Electoral law alignment with constitution not fully addressed

Electoral law alignment with constitution not fully addressed | The Herald March 7, 2016

Zvamaida Murwira Senior Reporter
THERE is need for additional amendments to the law because the proposed General Laws Amendment Bill as currently constituted does not fully address alignment of electoral laws with the new Constitution, Senate heard on Tuesday. This was said by Senate Thematic Committee on Human Rights chairperson, Sen Mike Nyambuya, while presenting the committee report on submissions made by the Zimbabwe Electoral Commission (ZEC) on the proposed General Laws Amendment Bill.

The Bill, which is being steered by Vice President Emmerson Mnangagwa, who also oversees the Ministry of Justice, Legal and Parliamentary Affairs, is now in its second reading stage in the Upper House.

Sen Nyambuya said they were satisfied with the engagement made by the Ministry and ZEC in complying with the Constitution but more needed to be done.

“The Committee, however, notes that as stated by ZEC the amendments still falls short of fully aligning the Electoral Laws to the Constitution, an issue that the Committee hopes will be addressed in further and more substantial amendments to the Electoral Act,” said Sen Nyambuya in his report.

The committee did not, however, elaborate areas that ZEC wanted addressed to fully comply with the Constitution.

It was noted that the Ministry had complied with section 157 (4) of the Constitution which required consulting ZEC before any amendments to the Electoral law or any subsidiary legislation could be made.

“The committee noted that the Ministry of Justice, Legal and Parliamentary Affairs through the Attorney General’s Office, engaged in consultations with ZEC before the electoral amendments in the General Laws Amendment Bill were affected,” said Sen Nyambuya.

Proposals in the Bill that came from ZEC include the requirement making the electoral body responsible for registering voters.

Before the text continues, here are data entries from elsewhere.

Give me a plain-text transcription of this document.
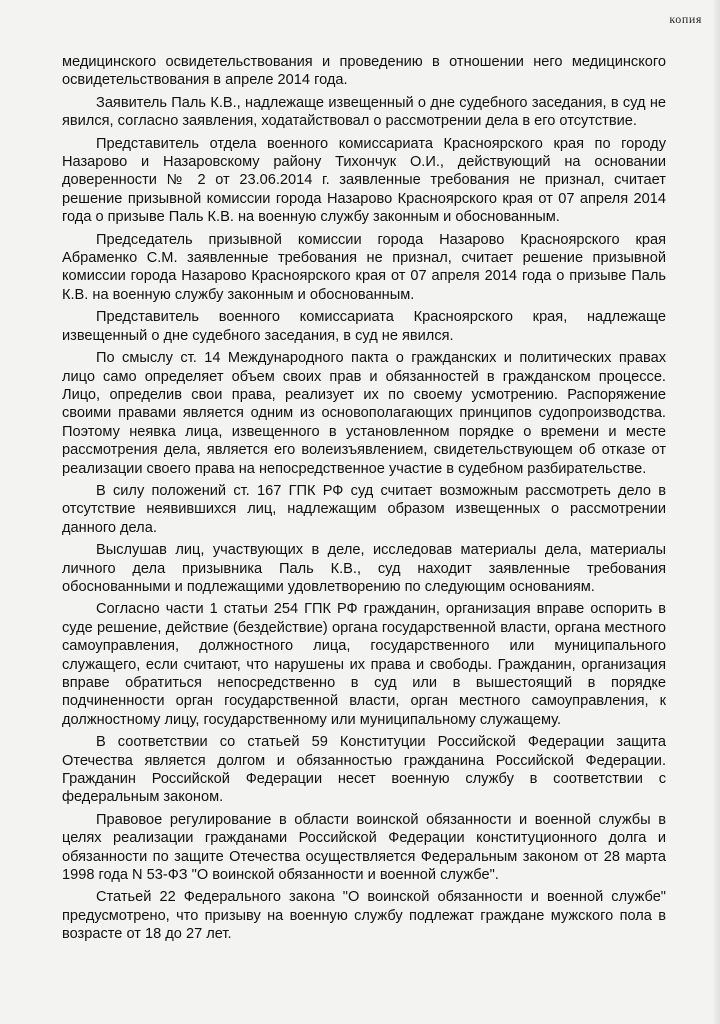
копия

медицинского освидетельствования и проведению в отношении него медицинского освидетельствования в апреле 2014 года.

Заявитель Паль К.В., надлежаще извещенный о дне судебного заседания, в суд не явился, согласно заявления, ходатайствовал о рассмотрении дела в его отсутствие.

Представитель отдела военного комиссариата Красноярского края по городу Назарово и Назаровскому району Тихончук О.И., действующий на основании доверенности № 2 от 23.06.2014 г. заявленные требования не признал, считает решение призывной комиссии города Назарово Красноярского края от 07 апреля 2014 года о призыве Паль К.В. на военную службу законным и обоснованным.

Председатель призывной комиссии города Назарово Красноярского края Абраменко С.М. заявленные требования не признал, считает решение призывной комиссии города Назарово Красноярского края от 07 апреля 2014 года о призыве Паль К.В. на военную службу законным и обоснованным.

Представитель военного комиссариата Красноярского края, надлежаще извещенный о дне судебного заседания, в суд не явился.

По смыслу ст. 14 Международного пакта о гражданских и политических правах лицо само определяет объем своих прав и обязанностей в гражданском процессе. Лицо, определив свои права, реализует их по своему усмотрению. Распоряжение своими правами является одним из основополагающих принципов судопроизводства. Поэтому неявка лица, извещенного в установленном порядке о времени и месте рассмотрения дела, является его волеизъявлением, свидетельствующем об отказе от реализации своего права на непосредственное участие в судебном разбирательстве.

В силу положений ст. 167 ГПК РФ суд считает возможным рассмотреть дело в отсутствие неявившихся лиц, надлежащим образом извещенных о рассмотрении данного дела.

Выслушав лиц, участвующих в деле, исследовав материалы дела, материалы личного дела призывника Паль К.В., суд находит заявленные требования обоснованными и подлежащими удовлетворению по следующим основаниям.

Согласно части 1 статьи 254 ГПК РФ гражданин, организация вправе оспорить в суде решение, действие (бездействие) органа государственной власти, органа местного самоуправления, должностного лица, государственного или муниципального служащего, если считают, что нарушены их права и свободы. Гражданин, организация вправе обратиться непосредственно в суд или в вышестоящий в порядке подчиненности орган государственной власти, орган местного самоуправления, к должностному лицу, государственному или муниципальному служащему.

В соответствии со статьей 59 Конституции Российской Федерации защита Отечества является долгом и обязанностью гражданина Российской Федерации. Гражданин Российской Федерации несет военную службу в соответствии с федеральным законом.

Правовое регулирование в области воинской обязанности и военной службы в целях реализации гражданами Российской Федерации конституционного долга и обязанности по защите Отечества осуществляется Федеральным законом от 28 марта 1998 года N 53-ФЗ "О воинской обязанности и военной службе".

Статьей 22 Федерального закона "О воинской обязанности и военной службе" предусмотрено, что призыву на военную службу подлежат граждане мужского пола в возрасте от 18 до 27 лет.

“The section also empowers ZEC to give instructions to persons employed by the State and local authorities to ensure the efficient, free fair, proper and transparent conduct of elections and referendums. The Bill seeks to achieve compliance with the Constitution on this score by replacing sections 18 and 19 of the Electoral Act, which currently establish the offices of Registrar-General of Voters, constituency registrars and other officers working under the Registrar-General’s direction,” said Sen Nyambuya

“The Bill will require voters’ rolls and voters’ registration certificates to record voters’ sex as well as their names, age and other particulars. Although the point is not mentioned in the memorandum to the Bill, the sex of voters is a useful statistic to analyse results of elections and any gender bias in voter registration.”